Comment braquer une banque sans perdre son dentier, Catherine Ingelman-Sundberg, Fleuve Éditions : Wanted : Ils sont cinq, trois femmes, deux hommes. Cheveux blancs, déambulateurs, ils s’apprêtent à commettre le casse du siècle. Si vous les croisez, restez prudents, et surtout ne tentez pas de vous interposer. Ils s’appellent Märtha, Stina, Anna-Greta, le Génie, le Râteau, ils chantent dans la même chorale et vivent dans la même maison de retraite. Nourriture insipide, traitement lamentable, restrictions constantes, pas étonnant que les résidents passent l’arme à gauche. Franchement, la vie ne serait pas pire en prison ! D’ailleurs, à Stockholm, elles ont plutôt bonne presse… Voilà l’idée ! Les cinq amis vont commettre un délit et faire en sorte d’être condamnés : en plus d’avoir la vie douce, ils pourraient redistribuer les bénéfices aux pauvres et aux vieux du pays. Un brin rebelles et idéalistes, un peu fous aussi, les cinq comparses se lancent dans le grand banditisme. Mais évidemment rien ne va se passer comme prévu…

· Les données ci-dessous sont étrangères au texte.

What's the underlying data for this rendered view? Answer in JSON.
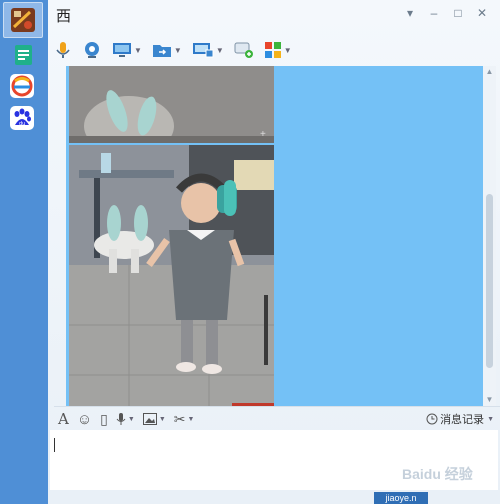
{
  "window": {
    "title": "西"
  },
  "window_controls": [
    "▾",
    "–",
    "□",
    "✕"
  ],
  "rail": {
    "items": [
      {
        "name": "game-app-icon",
        "active": true
      },
      {
        "name": "document-app-icon",
        "active": false
      },
      {
        "name": "colorful-e-app-icon",
        "active": false
      },
      {
        "name": "baidu-app-icon",
        "active": false
      }
    ]
  },
  "toolbar": {
    "items": [
      {
        "name": "voice-call-icon",
        "caret": false
      },
      {
        "name": "video-call-icon",
        "caret": false
      },
      {
        "name": "remote-desktop-icon",
        "caret": true
      },
      {
        "name": "send-file-icon",
        "caret": true
      },
      {
        "name": "screen-share-icon",
        "caret": true
      },
      {
        "name": "new-discussion-icon",
        "caret": false
      },
      {
        "name": "apps-icon",
        "caret": true
      }
    ]
  },
  "input_tools": {
    "items": [
      {
        "glyph": "A",
        "name": "font-icon",
        "caret": false
      },
      {
        "glyph": "☺",
        "name": "emoji-icon",
        "caret": false
      },
      {
        "glyph": "▯",
        "name": "shake-window-icon",
        "caret": false
      },
      {
        "glyph": "🎙",
        "name": "voice-message-icon",
        "caret": true
      },
      {
        "glyph": "▣",
        "name": "send-image-icon",
        "caret": true
      },
      {
        "glyph": "✂",
        "name": "screenshot-icon",
        "caret": true
      }
    ]
  },
  "history": {
    "label": "消息记录"
  },
  "send_button": {
    "label": "jiaoye.n"
  },
  "watermark": {
    "text": "Baidu 经验"
  },
  "colors": {
    "rail": "#4f8fd6",
    "chat_bubble_blue": "#74c1f6",
    "window_bg": "#eef3f8"
  }
}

La fille de Debussy, Damien Luce, Éditions Héloïse d’Ormesson : « Chaque semaine, je jouerai un morceau de “Claude Debussy”. Ce sera ma façon de fleurir sa mémoire, de le démourir. Je retracerai sa vie pas à pas, note à note. » Printemps 1918. Claude-Emma Debussy, affectueusement surnommée Chouchou, se confie à son journal intime. Portant un regard tendre sur le monde, elle y restitue son quotidien, à une époque marquée par la guerre. En hommage à son père disparu, elle se promet de déchiffrer une partition chaque semaine au piano. Loin des gammes qu’on lui impose, elle écrit avec poésie et candeur la musique de sa vie. Comme dans l’œuvre de Debussy, la mélancolie se transmue en pure joie sous la plume de cette enfant prodige. Journal imaginaire, La Fille de Debussy nous entraîne dans l’univers romantique d’une jeune fille pas comme les autres, qui fut la joie d’un compositeur de génie.

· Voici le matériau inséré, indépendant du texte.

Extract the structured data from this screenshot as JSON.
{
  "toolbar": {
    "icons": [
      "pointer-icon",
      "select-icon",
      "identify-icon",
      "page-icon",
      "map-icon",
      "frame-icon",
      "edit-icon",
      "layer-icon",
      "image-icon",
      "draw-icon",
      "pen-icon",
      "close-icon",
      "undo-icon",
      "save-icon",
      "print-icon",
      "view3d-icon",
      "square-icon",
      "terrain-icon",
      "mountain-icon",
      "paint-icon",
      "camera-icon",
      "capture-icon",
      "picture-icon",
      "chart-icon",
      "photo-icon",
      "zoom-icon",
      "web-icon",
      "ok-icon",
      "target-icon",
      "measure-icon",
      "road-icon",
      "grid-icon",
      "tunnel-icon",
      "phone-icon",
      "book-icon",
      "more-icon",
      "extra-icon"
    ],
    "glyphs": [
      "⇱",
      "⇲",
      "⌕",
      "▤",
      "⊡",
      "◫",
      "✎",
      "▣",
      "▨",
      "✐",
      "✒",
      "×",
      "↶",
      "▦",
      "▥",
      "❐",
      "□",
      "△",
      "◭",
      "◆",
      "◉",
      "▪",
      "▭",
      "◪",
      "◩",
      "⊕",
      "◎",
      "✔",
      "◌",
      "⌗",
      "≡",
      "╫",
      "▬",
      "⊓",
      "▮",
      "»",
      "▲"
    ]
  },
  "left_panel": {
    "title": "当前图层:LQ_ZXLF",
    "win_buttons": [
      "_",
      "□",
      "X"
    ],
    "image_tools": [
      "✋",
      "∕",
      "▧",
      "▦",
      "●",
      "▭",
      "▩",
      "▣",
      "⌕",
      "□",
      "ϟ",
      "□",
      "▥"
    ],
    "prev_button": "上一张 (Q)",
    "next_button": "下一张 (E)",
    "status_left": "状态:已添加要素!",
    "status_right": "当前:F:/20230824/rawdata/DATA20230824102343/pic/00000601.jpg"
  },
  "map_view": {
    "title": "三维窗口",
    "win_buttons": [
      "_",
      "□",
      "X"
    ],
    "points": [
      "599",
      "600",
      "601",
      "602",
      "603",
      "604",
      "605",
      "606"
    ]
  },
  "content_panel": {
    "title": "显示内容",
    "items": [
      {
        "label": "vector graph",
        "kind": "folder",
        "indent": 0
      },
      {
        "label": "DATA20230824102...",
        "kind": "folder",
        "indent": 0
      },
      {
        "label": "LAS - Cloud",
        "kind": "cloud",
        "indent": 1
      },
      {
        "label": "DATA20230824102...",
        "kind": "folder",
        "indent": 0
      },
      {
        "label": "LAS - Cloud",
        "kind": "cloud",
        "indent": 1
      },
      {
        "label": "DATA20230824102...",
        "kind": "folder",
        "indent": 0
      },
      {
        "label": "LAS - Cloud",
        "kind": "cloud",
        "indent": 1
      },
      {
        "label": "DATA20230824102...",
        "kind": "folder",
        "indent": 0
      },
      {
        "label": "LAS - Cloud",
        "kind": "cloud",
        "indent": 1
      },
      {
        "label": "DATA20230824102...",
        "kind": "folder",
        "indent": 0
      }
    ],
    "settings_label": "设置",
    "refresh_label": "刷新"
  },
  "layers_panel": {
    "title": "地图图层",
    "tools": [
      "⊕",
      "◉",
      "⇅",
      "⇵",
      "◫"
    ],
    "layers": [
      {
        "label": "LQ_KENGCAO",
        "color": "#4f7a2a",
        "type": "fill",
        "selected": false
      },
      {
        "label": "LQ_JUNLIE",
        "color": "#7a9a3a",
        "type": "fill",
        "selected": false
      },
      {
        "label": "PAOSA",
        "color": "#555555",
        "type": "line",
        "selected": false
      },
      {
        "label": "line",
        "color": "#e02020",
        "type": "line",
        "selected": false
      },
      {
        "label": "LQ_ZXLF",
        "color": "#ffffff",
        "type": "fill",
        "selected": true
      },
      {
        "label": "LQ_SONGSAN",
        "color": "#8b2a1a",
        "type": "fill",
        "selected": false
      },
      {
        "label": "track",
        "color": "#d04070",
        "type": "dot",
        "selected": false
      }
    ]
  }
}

Si vous le demandez, Sylvia Day, J’ai Lu : En 1770, en Angleterre, Marcus Ashford fait partie des espions d’élite de la Couronne britannique. Il est chargé de protéger Elizabeth, son ex-fiancée. Mais la jeune femme fait toujours chavirer son cœur.

Filles impertinentes, Doris Lessing, Flammarion : Un récit qui s’appuie sur l’enfance de l’auteure et sur ses relations tumultueuses avec sa mère, à travers les thèmes des désillusions de l’amour, du fossé entre fantasme et réalité, et de la démission des hommes.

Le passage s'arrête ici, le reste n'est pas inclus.